I was in the Myth of Independence group. After a round of brief introductions and sharing of thoughts, we discussed various aspects of how the myth of independence affects society and individuals, especially impaired people. Our conclusions included a social analysis of how our society favors a notion of independence, but that this notion is really illusory, and impaired people are discriminated against for being dependent, when in reality everyone is dependent-everyone is interdependent on each other, and interconnected. There is an fictitious idea, a harmful myth, that those whom are ambitious, DIY'ers, whom are entrepreneurial are somehow independent and that independence is a sign of strength, and intelligence (or even superiority.) When in reality, we are all interdependent, and interconnected, both able-bodied and disabled alike.

We see this myth in concepts like, "independently wealthy" and in comparisons between "high-functioning" and "low-functioning" persons, placing value and higher esteem on those who seem more highly functional. There is usually also higher status granted to those whom have invisible impairments, vs. impairments which are visible. We also see this idea reflected in the concepts of rugged individualism, pulling one's self up by their bootstraps, the "American Dream" - all of which carry the odor of Social Darwinism.

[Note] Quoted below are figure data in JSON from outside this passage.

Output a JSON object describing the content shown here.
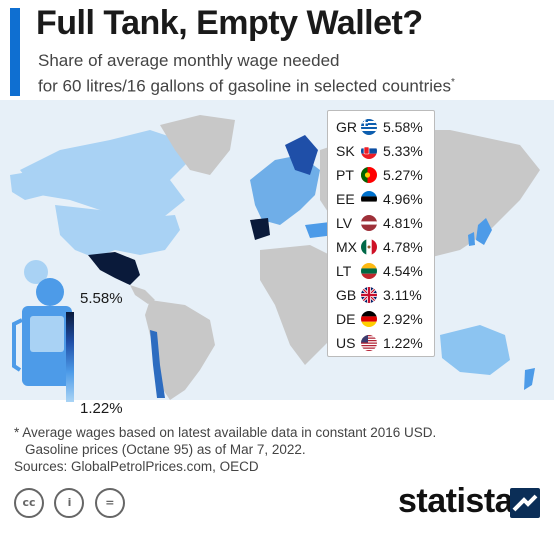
{
  "header": {
    "title": "Full Tank, Empty Wallet?",
    "subtitle_line1": "Share of average monthly wage needed",
    "subtitle_line2": "for 60 litres/16 gallons of gasoline in selected countries",
    "subtitle_mark": "*"
  },
  "colors": {
    "accent": "#0f6fd1",
    "ocean": "#e7f0f8",
    "land_grey": "#c8c8c8",
    "scale_dark": "#0a1a3a",
    "scale_light": "#aad4f5",
    "brand_mark": "#0b2e57"
  },
  "chart_data": {
    "type": "table",
    "title": "Full Tank, Empty Wallet?",
    "rows": [
      {
        "code": "GR",
        "flag": "greece-flag-icon",
        "value": 5.58,
        "label": "5.58%"
      },
      {
        "code": "SK",
        "flag": "slovakia-flag-icon",
        "value": 5.33,
        "label": "5.33%"
      },
      {
        "code": "PT",
        "flag": "portugal-flag-icon",
        "value": 5.27,
        "label": "5.27%"
      },
      {
        "code": "EE",
        "flag": "estonia-flag-icon",
        "value": 4.96,
        "label": "4.96%"
      },
      {
        "code": "LV",
        "flag": "latvia-flag-icon",
        "value": 4.81,
        "label": "4.81%"
      },
      {
        "code": "MX",
        "flag": "mexico-flag-icon",
        "value": 4.78,
        "label": "4.78%"
      },
      {
        "code": "LT",
        "flag": "lithuania-flag-icon",
        "value": 4.54,
        "label": "4.54%"
      },
      {
        "code": "GB",
        "flag": "uk-flag-icon",
        "value": 3.11,
        "label": "3.11%"
      },
      {
        "code": "DE",
        "flag": "germany-flag-icon",
        "value": 2.92,
        "label": "2.92%"
      },
      {
        "code": "US",
        "flag": "usa-flag-icon",
        "value": 1.22,
        "label": "1.22%"
      }
    ],
    "color_scale": {
      "max_label": "5.58%",
      "min_label": "1.22%",
      "max": 5.58,
      "min": 1.22
    }
  },
  "footnote": {
    "line1": "* Average wages based on latest available data in constant 2016 USD.",
    "line2": "Gasoline prices (Octane 95) as of Mar 7, 2022.",
    "line3": "Sources: GlobalPetrolPrices.com, OECD"
  },
  "footer": {
    "license_icons": [
      "cc",
      "i",
      "="
    ],
    "brand": "statista"
  }
}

It seems to me that the myth of independence relates in important ways to the myth of meritocracy and the myth of scarcity. I think there are some important dots to connect between these concepts.

I think it is important to also mention that the function of our society causes harm. The function of our society causes impairment.

It was exciting to be around so many differently-abled people and think about the re-birth of a nonviolent world that places peoples' well-beings above and beyond anyone's supposed self-interest.

Just imagine. Imagine a world that is not harmful. A world that does not cause impairments...impairments that are caused by calculated and structural poverty, exploitative economics, any of various other deeply entrenched oppressions, or any other violence, very much including war. So I thought the education was good, and important.